Careful tried hard to talk over Bluster, but Bluster could not bring himself to kill his grandfather with his own hand. So at last they agreed and arranged that they would that very night burn down the old man’s hut—burn it down with the old man inside!
When all was quiet in the glade, they sent out the slaves to watch the traps in the woods that night. But the brothers crept up softly to Witting’s cabin, shut the outer door tight with a thick wedge, so that the old man might not escape from the flames, and then set fire to the four corners of the house....
When all was done they went away and away into the hills so as not to hear their poor old grandfather crying out for help. They made up their minds to go over the whole of the mountain as far as they could, and not to come back until next day, when all would be over, and their grandfather and the cabin would be burnt up together.
So they went, and the flames began to lick upwards slowly round the corners. But the rafters were of seasoned walnut, hard as stone, and though the fire licked and crept all round them it could not catch properly, and so it was late at night before the flames took hold of the roof.

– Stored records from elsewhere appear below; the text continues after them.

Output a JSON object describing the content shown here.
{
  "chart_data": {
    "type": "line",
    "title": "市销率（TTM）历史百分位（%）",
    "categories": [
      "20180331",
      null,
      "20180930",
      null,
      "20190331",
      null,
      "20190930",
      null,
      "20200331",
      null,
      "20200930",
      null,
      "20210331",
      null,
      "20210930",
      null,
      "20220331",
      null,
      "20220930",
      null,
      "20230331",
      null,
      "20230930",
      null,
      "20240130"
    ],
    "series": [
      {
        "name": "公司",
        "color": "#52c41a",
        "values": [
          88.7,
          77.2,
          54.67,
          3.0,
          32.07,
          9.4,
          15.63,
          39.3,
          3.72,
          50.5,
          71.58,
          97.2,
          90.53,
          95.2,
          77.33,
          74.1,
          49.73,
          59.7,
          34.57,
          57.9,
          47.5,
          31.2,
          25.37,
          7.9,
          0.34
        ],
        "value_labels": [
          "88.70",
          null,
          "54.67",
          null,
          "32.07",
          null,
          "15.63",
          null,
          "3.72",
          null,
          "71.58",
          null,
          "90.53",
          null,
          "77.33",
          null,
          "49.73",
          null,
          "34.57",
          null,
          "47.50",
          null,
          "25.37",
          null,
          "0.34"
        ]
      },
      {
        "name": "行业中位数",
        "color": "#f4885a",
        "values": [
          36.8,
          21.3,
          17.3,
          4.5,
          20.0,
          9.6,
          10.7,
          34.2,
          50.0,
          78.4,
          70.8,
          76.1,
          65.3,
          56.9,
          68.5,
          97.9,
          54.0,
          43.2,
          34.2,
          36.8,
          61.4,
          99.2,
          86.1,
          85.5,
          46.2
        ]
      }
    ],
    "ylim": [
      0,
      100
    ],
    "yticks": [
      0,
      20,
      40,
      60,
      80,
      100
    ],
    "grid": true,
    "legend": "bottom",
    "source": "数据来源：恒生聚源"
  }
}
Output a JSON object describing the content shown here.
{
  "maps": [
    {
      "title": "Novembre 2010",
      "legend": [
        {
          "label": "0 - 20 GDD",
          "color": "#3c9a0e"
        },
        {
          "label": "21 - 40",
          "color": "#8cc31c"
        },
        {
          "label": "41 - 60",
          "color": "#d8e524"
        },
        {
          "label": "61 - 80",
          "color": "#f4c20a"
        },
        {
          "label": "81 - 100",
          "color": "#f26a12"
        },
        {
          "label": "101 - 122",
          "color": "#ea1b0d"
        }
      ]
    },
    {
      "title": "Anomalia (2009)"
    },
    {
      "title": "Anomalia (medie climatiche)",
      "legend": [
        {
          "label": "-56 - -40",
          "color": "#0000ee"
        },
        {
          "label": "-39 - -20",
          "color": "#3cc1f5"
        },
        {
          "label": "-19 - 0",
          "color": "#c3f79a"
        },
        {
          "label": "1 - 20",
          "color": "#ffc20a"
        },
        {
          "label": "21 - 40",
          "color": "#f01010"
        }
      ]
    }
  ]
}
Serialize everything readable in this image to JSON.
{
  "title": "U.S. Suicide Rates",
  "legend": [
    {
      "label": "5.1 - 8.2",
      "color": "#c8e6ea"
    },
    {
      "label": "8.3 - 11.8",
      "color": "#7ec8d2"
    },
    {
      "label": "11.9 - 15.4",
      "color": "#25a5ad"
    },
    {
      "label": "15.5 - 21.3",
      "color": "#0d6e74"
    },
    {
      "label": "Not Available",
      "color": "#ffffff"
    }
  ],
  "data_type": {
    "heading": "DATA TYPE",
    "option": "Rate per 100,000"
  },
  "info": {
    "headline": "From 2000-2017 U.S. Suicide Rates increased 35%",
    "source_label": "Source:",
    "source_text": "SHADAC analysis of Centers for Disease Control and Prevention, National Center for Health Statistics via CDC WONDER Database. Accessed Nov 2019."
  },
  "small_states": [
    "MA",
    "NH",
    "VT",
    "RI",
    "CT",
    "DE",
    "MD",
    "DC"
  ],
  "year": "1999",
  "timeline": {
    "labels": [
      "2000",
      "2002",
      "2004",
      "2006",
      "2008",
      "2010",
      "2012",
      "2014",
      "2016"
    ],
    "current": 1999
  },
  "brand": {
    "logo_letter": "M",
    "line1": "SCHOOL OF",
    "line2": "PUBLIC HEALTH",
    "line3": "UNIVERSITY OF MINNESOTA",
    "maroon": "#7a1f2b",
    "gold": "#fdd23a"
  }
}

Old Witting awoke, opened his eyes and saw that the roof was ablaze over his head. He got up and went to the door, and when he found that it was fastened with a heavy wedge he knew at once whose doing it was.
“Oh, my children! my poor darlings!” said the old man, “you have taken from your hearts to add to your wretched tallies; and behold, your tallies are not even full, and there are many notches still lacking; but your hearts are empty to the bottom already, since you could burn your own grandfather and the cabin where you were born.”
That was all the thought that Father Witting gave to Careful and Bluster. After that he thought neither good nor bad about them, nor did he grieve over them further, but went and sat down quietly to wait for death.
He sat on the oak chest and meditated upon his long life; and whatever there had been in it, there was nothing he was sorry for save only this, that Quest was not with him in his last hour—Quest, his darling child, for whom he had grieved so much.
So he sat still, while the roof was already blazing away like a torch.
The rafters burned and burned, the ceiling began to crack. It blazed, cracked, then gave way on either side of the old man, and rafters and ceiling crashed down amid the flames into the cabin. The flames billowed round Witting, the roof gaped above his head. Already he saw the dawn pale in the sky before sunrise. Old Witting rose to his feet, raised his hands to heaven, and so waited for the flames to carry him away from this world, the old man and his old homestead together.